We tried to follow voting, race, gender and class demographics. At least tried, it’s very difficult to stick to them exactly and if you do so you start to feel a bit more like an accountant rather than a filmmaker. It also resulted in the last month of shooting with me repeatedly saying, “No white men. No white men” to the fixers… as they’re always the first to put up their hand to offer their two cents.

Were there any moments during the production of the film that particularly surprised you or altered your perspective on certain topics?

I was filming the six months that followed the referendum and I couldn’t believe at that point it felt like Northern Ireland was still being ignored (as it definitely was in London press before the referendum). Filming Brexitannia was my first time in NI and it’s made a lasting impression on me – in regards to the density of history there and the short-sightedness of mainland politics.

Another surprising thing is also of course a lot of evangelicals voting out, as a single currency shared between multiple nation states is meant to be a signifyer of the beginning of the end of days. Satan is meant to come from there. This wasn’t a one off thing, I heard this from a variety of people, either believers or their family over the shooting time.

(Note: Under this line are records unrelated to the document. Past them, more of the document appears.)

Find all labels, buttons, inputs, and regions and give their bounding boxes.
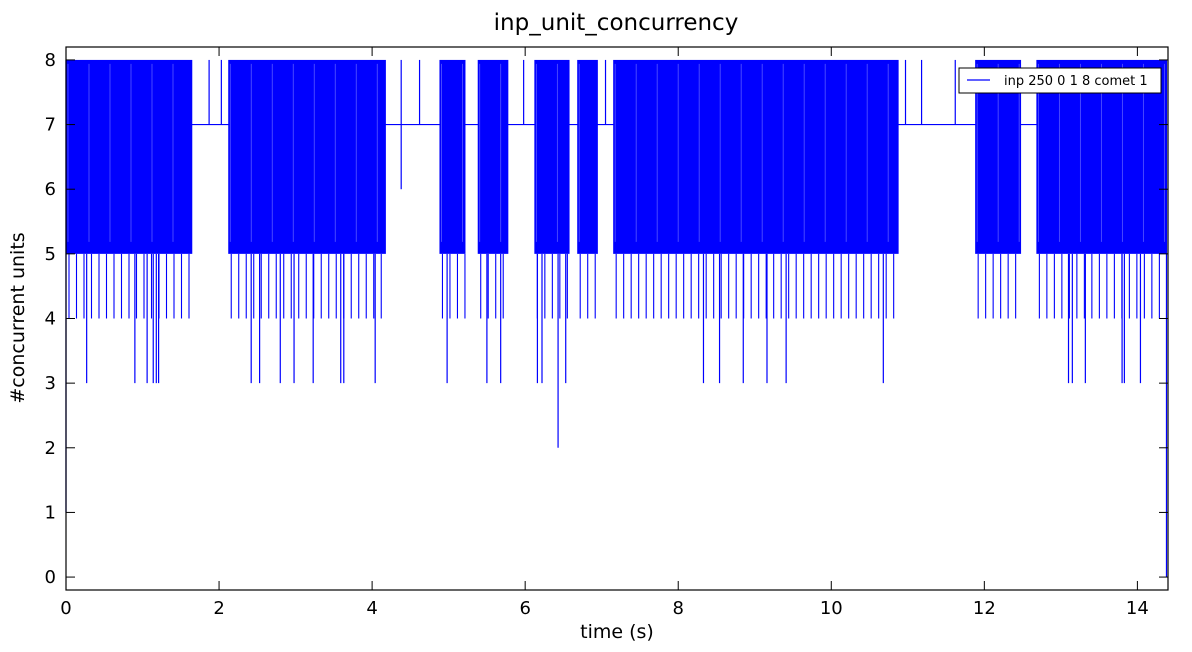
y-tick-label: 2 — [45, 438, 56, 459]
y-tick-label: 8 — [45, 50, 56, 71]
chart-title: inp_unit_concurrency — [494, 10, 739, 36]
x-axis: 0 2 4 6 8 10 12 14 — [60, 47, 1149, 619]
x-tick-label: 6 — [519, 598, 530, 619]
x-tick-label: 4 — [366, 598, 377, 619]
x-tick-label: 12 — [973, 598, 996, 619]
x-tick-label: 8 — [672, 598, 683, 619]
y-axis-label: #concurrent units — [7, 232, 29, 403]
series — [65, 59, 1168, 578]
series-dense-segment — [228, 59, 386, 254]
y-tick-label: 0 — [45, 567, 56, 588]
y-tick-label: 6 — [45, 179, 56, 200]
y-tick-label: 3 — [45, 373, 56, 394]
x-axis-label: time (s) — [580, 621, 654, 643]
x-tick-label: 0 — [60, 598, 71, 619]
x-tick-label: 10 — [820, 598, 843, 619]
y-tick-label: 5 — [45, 244, 56, 265]
series-dense-segment — [439, 59, 466, 254]
legend-entry: inp 250 0 1 8 comet 1 — [1004, 74, 1148, 89]
legend-box — [958, 67, 1162, 94]
y-tick-label: 4 — [45, 309, 56, 330]
x-tick-label: 2 — [213, 598, 224, 619]
y-tick-label: 1 — [45, 502, 56, 523]
series-dense-segment — [577, 59, 598, 254]
y-tick-label: 7 — [45, 115, 56, 136]
y-axis: 0 1 2 3 4 5 6 7 8 — [45, 50, 1168, 588]
series-lines — [65, 59, 1168, 578]
x-tick-label: 14 — [1126, 598, 1149, 619]
series-dense-segment — [613, 59, 899, 254]
series-dense-segment — [66, 59, 193, 254]
series-dense-segment — [477, 59, 509, 254]
series-dense-segment — [534, 59, 570, 254]
plot-area — [65, 46, 1169, 591]
legend: inp 250 0 1 8 comet 1 — [958, 67, 1162, 94]
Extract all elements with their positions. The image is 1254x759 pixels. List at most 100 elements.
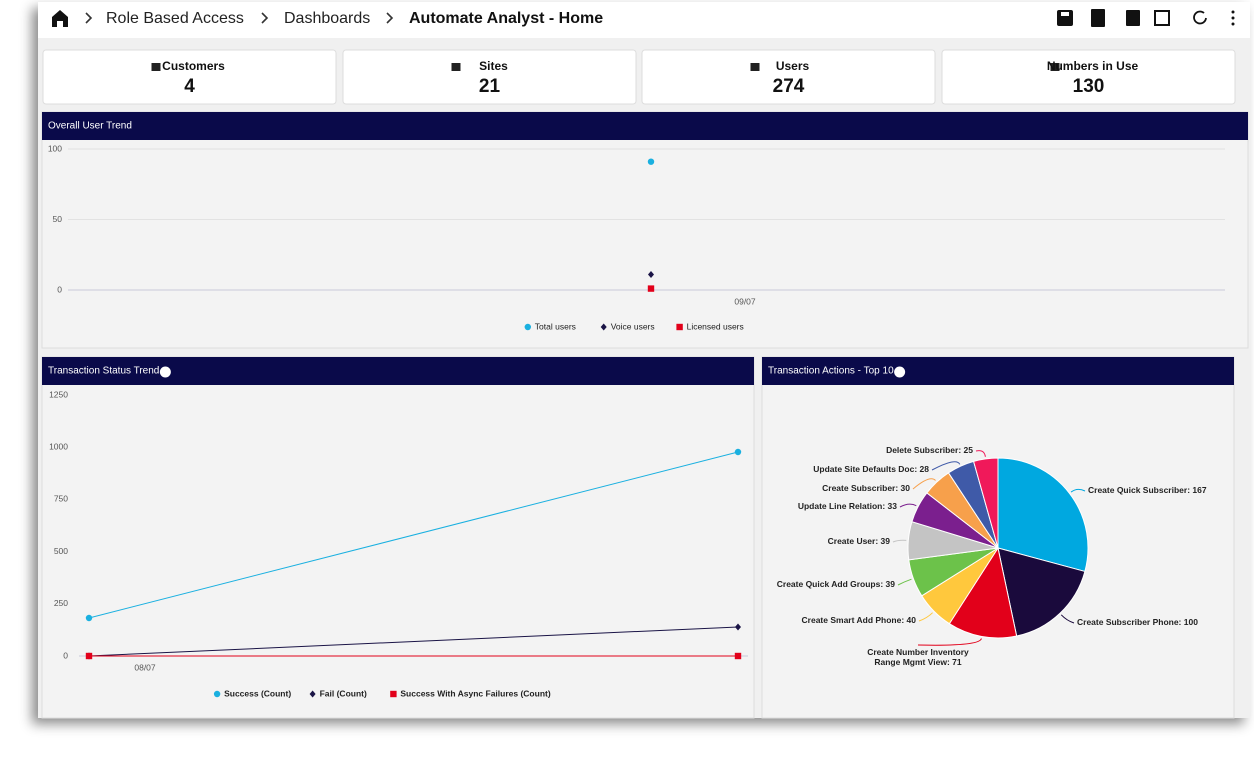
legend-marker — [309, 690, 316, 698]
card-value: 21 — [479, 76, 501, 97]
breadcrumb-current: Automate Analyst - Home — [409, 10, 603, 27]
card-label: Sites — [479, 59, 508, 73]
data-point — [647, 285, 655, 292]
leader-line — [918, 612, 933, 622]
pie-label: Delete Subscriber: 25 — [886, 445, 973, 455]
leader-line — [1060, 614, 1075, 624]
data-point — [647, 158, 655, 165]
card-icon — [750, 63, 760, 71]
pie-slice — [997, 457, 1089, 573]
stat-card — [941, 49, 1236, 105]
info-icon[interactable] — [894, 366, 906, 378]
y-tick-label: 0 — [57, 284, 62, 294]
info-icon[interactable] — [159, 366, 171, 378]
x-tick-label: 08/07 — [134, 662, 156, 672]
menu-icon[interactable] — [1231, 10, 1235, 14]
data-point — [735, 623, 741, 631]
pie-slice — [972, 457, 999, 549]
legend-label: Licensed users — [687, 321, 744, 331]
y-tick-label: 50 — [53, 214, 63, 224]
pie-label: Create Number Inventory Range Mgmt View:… — [867, 647, 969, 667]
legend-label: Voice users — [611, 321, 655, 331]
pie-label: Create User: 39 — [827, 536, 890, 546]
menu-icon — [1231, 16, 1235, 20]
pie-label: Create Subscriber Phone: 100 — [1077, 617, 1198, 627]
pie-label: Create Quick Subscriber: 167 — [1088, 485, 1207, 495]
legend-marker — [390, 690, 397, 698]
chart-title: Transaction Actions - Top 10 — [768, 366, 894, 377]
y-tick-label: 0 — [63, 650, 68, 660]
legend-label: Success (Count) — [224, 688, 291, 698]
series-line — [88, 451, 739, 619]
delete-icon[interactable] — [1126, 10, 1140, 26]
pie-label: Update Line Relation: 33 — [797, 501, 897, 511]
chart-panel — [41, 356, 755, 719]
breadcrumb-link[interactable]: Role Based Access — [106, 10, 244, 27]
leader-line — [892, 539, 907, 543]
data-point — [85, 652, 93, 660]
refresh-icon[interactable] — [1193, 10, 1207, 25]
legend-marker — [676, 323, 683, 331]
card-label: Customers — [162, 59, 225, 73]
leader-line — [917, 638, 982, 646]
card-icon — [151, 63, 161, 71]
chart-header — [762, 357, 1234, 385]
leader-line — [899, 503, 917, 508]
chart-title: Transaction Status Trend — [48, 366, 159, 377]
card-icon — [451, 63, 461, 71]
save-icon-part — [1061, 12, 1069, 16]
card-value: 130 — [1073, 76, 1105, 97]
legend-marker — [213, 690, 221, 698]
data-point — [734, 652, 742, 660]
leader-line — [1070, 488, 1086, 493]
chart-panel — [41, 111, 1249, 349]
pie-label: Create Quick Add Groups: 39 — [776, 579, 895, 589]
data-point — [85, 614, 93, 622]
y-tick-label: 250 — [54, 598, 68, 608]
stat-card — [342, 49, 637, 105]
y-tick-label: 100 — [48, 143, 62, 153]
legend-marker — [524, 323, 531, 331]
pie-label: Create Smart Add Phone: 40 — [801, 615, 916, 625]
chart-header — [42, 112, 1248, 140]
card-icon — [1050, 63, 1060, 71]
x-tick-label: 09/07 — [734, 296, 756, 306]
pie-label: Update Site Defaults Doc: 28 — [813, 464, 929, 474]
y-tick-label: 1000 — [49, 441, 68, 451]
menu-icon — [1231, 22, 1235, 26]
chart-title: Overall User Trend — [48, 121, 132, 132]
legend-label: Fail (Count) — [320, 688, 367, 698]
leader-line — [912, 478, 936, 490]
chevron — [386, 12, 394, 24]
legend-label: Success With Async Failures (Count) — [400, 688, 550, 698]
y-tick-label: 500 — [54, 546, 68, 556]
data-point — [648, 270, 654, 278]
home-icon[interactable] — [52, 10, 68, 27]
leader-line — [931, 461, 961, 471]
legend-marker — [600, 323, 607, 331]
pie-slice — [997, 547, 1086, 637]
stat-card — [641, 49, 936, 105]
series-line — [88, 626, 739, 657]
chevron — [85, 12, 93, 24]
data-point — [734, 448, 742, 456]
breadcrumb-link[interactable]: Dashboards — [284, 10, 370, 27]
leader-line — [975, 450, 986, 457]
card-label: Numbers in Use — [1047, 59, 1139, 73]
top-bar — [38, 2, 1250, 38]
card-label: Users — [776, 59, 810, 73]
legend-label: Total users — [535, 321, 576, 331]
y-tick-label: 750 — [54, 494, 68, 504]
card-value: 274 — [773, 76, 805, 97]
stat-card — [42, 49, 337, 105]
chevron — [261, 12, 269, 24]
card-value: 4 — [184, 76, 195, 97]
leader-line — [897, 578, 912, 586]
add-widget-icon[interactable] — [1154, 10, 1170, 26]
pie-label: Create Subscriber: 30 — [822, 483, 910, 493]
y-tick-label: 1250 — [49, 389, 68, 399]
copy-icon[interactable] — [1091, 9, 1105, 27]
pie-slice — [948, 546, 1018, 639]
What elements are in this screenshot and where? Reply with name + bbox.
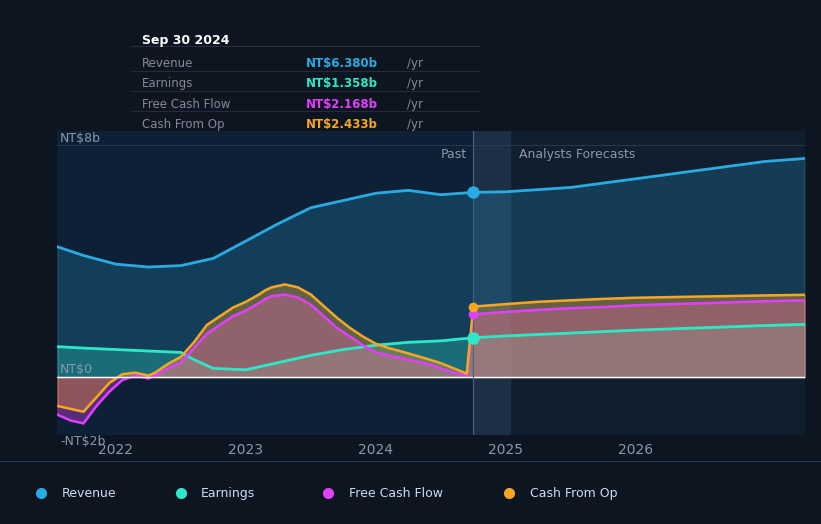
Text: Free Cash Flow: Free Cash Flow <box>142 97 230 111</box>
Text: NT$8b: NT$8b <box>60 133 101 146</box>
Text: NT$6.380b: NT$6.380b <box>305 57 378 70</box>
Text: Revenue: Revenue <box>142 57 193 70</box>
Text: NT$2.168b: NT$2.168b <box>305 97 378 111</box>
Text: /yr: /yr <box>407 118 423 131</box>
Text: /yr: /yr <box>407 97 423 111</box>
Text: NT$2.433b: NT$2.433b <box>305 118 378 131</box>
Text: Analysts Forecasts: Analysts Forecasts <box>519 148 635 161</box>
Text: Cash From Op: Cash From Op <box>530 487 617 500</box>
Text: Earnings: Earnings <box>142 78 193 90</box>
Bar <box>57 131 473 435</box>
Text: /yr: /yr <box>407 57 423 70</box>
Text: Past: Past <box>441 148 467 161</box>
Text: -NT$2b: -NT$2b <box>60 435 105 448</box>
Text: Sep 30 2024: Sep 30 2024 <box>142 35 229 48</box>
Text: Cash From Op: Cash From Op <box>142 118 224 131</box>
Text: NT$0: NT$0 <box>60 363 94 376</box>
Text: Free Cash Flow: Free Cash Flow <box>349 487 443 500</box>
Bar <box>473 131 805 435</box>
Text: /yr: /yr <box>407 78 423 90</box>
Text: NT$1.358b: NT$1.358b <box>305 78 378 90</box>
Bar <box>473 131 510 435</box>
Text: Revenue: Revenue <box>62 487 117 500</box>
Text: Earnings: Earnings <box>201 487 255 500</box>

What was the editing process like? Presumably there was a lot more footage than what was shown on screen – how did you go about deciding what quotes went into the film, and how they complimented each other?

We edited initially from transcripts, and we edited whilst shooting so I could get in the car and find what the narrative was missing. But this is also a very difficult question to answer, editing is an emotive process, you feel a film as you cut it until it feels right. It’s very difficult to explain, but it’s quite like making music.

What were the main contrasts you found when making ‘The People’ section and ‘The Experts’ Section?

The Expert section is needed in one way to be a frame to the 52 minutes that we’ve just seen before in the The People section – but it’s also a false ending. The real ending is impossible for now, the montage that separates the two should end and we shouldn’t see Noam Chomsky – it should instead say “Twenty Years Later”. That’s where the real movie is, in that collapsing of time. So, let’s talk more about it in 18 years.

That being said though, for this moment, politically – what those experts are saying is enormously important. It’s also the only time the film becomes one of directly articulated activist doc, and it’s needed to comment on the multifaceted nature of a film as “big” in themes as Brexitannia is.

“Editing is an emotive process, you feel a film as you cut it until it feels right. It’s very difficult to explain, but it’s quite like making music”

There’s a rather beautiful montage of contemporary Britain that connects the two sections of the film together, showing a country divided by the vote, but linked in so many other ways by everyday life. How important was it for you to have this connecting thread between the two?

For a lot of people, especially some Brits, the first part of my film is quite an emotive experience. The montage for me that ends the first part is mostly there for people to be able to take a breath.

What do you hope people will take from watching Brexitannia? 

The diversity of opinions in the film becomes a litmus test of sorts for the audience. The film has garnered praise and anger from both left and right wing people. I make films that hopefully give people an emotional response and here, maybe, I hope the film makes people think about themselves as a collective part of an enormous group of people, a nation, a planet, to think about the state of things, the suicidal nature of our economic and foreign policy – and what that is doing to us individually. It’s depressing, but you can push past depression if you really work on it. But if you ignore it, it’ll kill you eventually.